Uczymy się czytać metodą symultaniczno-sekwencyjną. Na początek utrwalamy to, co już poznaliśmy jako Przedszkolaki. W tym tygodniu zaczęliśmy od samogłosek nieco bardziej wgłębiając się w temat. Pierwszaki same dostrzegły różnicę między samogłoskami a spółgłoskami: „W ma koleżankę a raczej kolegę Y , a O jest bez kolegi, nie słychać Y”.Trudno się z tym nie zgodzić. Poza tym W nie da się zaśpiewać, bo słychać kolegę Y.

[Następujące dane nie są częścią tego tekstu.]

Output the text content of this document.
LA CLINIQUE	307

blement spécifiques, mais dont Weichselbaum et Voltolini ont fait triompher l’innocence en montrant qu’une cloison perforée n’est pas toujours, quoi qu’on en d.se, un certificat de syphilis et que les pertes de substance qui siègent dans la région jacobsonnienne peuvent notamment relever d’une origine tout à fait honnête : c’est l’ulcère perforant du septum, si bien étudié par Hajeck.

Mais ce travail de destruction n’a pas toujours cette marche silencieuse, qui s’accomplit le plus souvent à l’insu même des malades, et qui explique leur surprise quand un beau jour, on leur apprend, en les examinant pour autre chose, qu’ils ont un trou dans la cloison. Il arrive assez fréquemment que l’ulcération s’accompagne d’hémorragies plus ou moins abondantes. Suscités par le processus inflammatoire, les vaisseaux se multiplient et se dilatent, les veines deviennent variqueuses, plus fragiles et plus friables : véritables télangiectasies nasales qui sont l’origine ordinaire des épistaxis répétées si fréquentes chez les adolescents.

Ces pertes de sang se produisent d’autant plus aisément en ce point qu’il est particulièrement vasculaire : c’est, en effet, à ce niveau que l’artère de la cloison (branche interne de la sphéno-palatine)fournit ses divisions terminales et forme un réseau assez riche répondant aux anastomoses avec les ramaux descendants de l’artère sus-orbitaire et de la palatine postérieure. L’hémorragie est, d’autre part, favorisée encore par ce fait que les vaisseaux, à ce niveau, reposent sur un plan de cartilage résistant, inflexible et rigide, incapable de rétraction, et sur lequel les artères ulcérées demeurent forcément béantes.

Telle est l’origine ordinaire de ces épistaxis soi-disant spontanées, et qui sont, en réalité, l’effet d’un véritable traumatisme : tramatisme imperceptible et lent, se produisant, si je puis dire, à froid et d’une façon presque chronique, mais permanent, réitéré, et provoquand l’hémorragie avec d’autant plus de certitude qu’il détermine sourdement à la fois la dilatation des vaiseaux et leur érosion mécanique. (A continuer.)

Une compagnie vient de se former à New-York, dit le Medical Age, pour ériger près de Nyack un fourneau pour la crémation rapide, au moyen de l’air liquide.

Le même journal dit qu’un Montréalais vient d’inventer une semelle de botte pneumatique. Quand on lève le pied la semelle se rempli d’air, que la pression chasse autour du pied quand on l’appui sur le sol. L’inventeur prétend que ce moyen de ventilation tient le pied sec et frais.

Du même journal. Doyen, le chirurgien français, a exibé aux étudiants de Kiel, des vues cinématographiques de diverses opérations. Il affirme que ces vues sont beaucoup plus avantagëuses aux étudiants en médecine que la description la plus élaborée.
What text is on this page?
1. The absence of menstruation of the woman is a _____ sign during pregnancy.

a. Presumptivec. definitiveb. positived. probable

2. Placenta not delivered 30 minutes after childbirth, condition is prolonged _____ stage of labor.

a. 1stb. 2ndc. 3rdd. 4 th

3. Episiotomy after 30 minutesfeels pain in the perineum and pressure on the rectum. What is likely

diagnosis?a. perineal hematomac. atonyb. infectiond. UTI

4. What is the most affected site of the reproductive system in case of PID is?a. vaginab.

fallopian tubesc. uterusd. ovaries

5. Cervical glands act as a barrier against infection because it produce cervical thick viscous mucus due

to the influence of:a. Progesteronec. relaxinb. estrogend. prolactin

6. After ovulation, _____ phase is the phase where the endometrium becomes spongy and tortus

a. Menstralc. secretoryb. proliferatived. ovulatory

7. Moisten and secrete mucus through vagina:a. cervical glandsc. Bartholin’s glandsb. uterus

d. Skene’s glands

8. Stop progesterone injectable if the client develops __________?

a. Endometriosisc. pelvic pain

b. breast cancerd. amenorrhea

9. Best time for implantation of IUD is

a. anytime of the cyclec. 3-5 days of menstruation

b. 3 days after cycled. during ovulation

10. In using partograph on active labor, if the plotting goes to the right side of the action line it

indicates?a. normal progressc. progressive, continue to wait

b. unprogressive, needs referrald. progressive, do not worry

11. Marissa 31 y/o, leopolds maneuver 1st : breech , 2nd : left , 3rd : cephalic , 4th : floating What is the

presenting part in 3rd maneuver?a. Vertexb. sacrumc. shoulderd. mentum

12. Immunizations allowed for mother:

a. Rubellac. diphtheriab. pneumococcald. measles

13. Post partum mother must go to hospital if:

Najlepiej uczymy się przez zabawę. Z pomocą przyszło nam koło fortuny, przygotowane z myślą o naszych Pierwszakach.
https://wordwall.net/pl/resource/4035481
Kto miał szczęście wylosował „ Zagraj w squasha a piłeczką tenisową niech będzie samogłoska A”. Inni mieli za zadanie : „Pokaż z koleżanką lub kolegą kłótnię samogłoski U oraz I”. Przy okazji uczyliśmy się kłócić bez wrzasków i bicia. Wyzwaniem było także za pomocą samogłoski Y powiedzieć o swojej ulubionej zabawie. Były oczywiście pytania innych samogłosek do Y. Pokazanie w jaki sposób E potrafi się obrazić na A to dla nas pestka.
Nie mogło zabraknąć muzyki. Z pomocą przyszła Pani Mirosława Gawryłkiewiczowa z tekstami Pani Wandy Chotomskiej:
Jak wygląda „A”?
Wielkie, wielkie „A”?
Wygląda jak buda,
wspaniała buda psia.
Co dach spadzisty ma.
Wspaniała buda psia.
Kropla za kroplą spada.
Deszcz kołysanki gra.
Pies zwinął się w rogalik
rad, że schronienie ma.
Tak wygląda „a”
Małe, małe „a”
Był też dziś Pyszny tort urodzinowy Weroniki i Majki! Pychotka!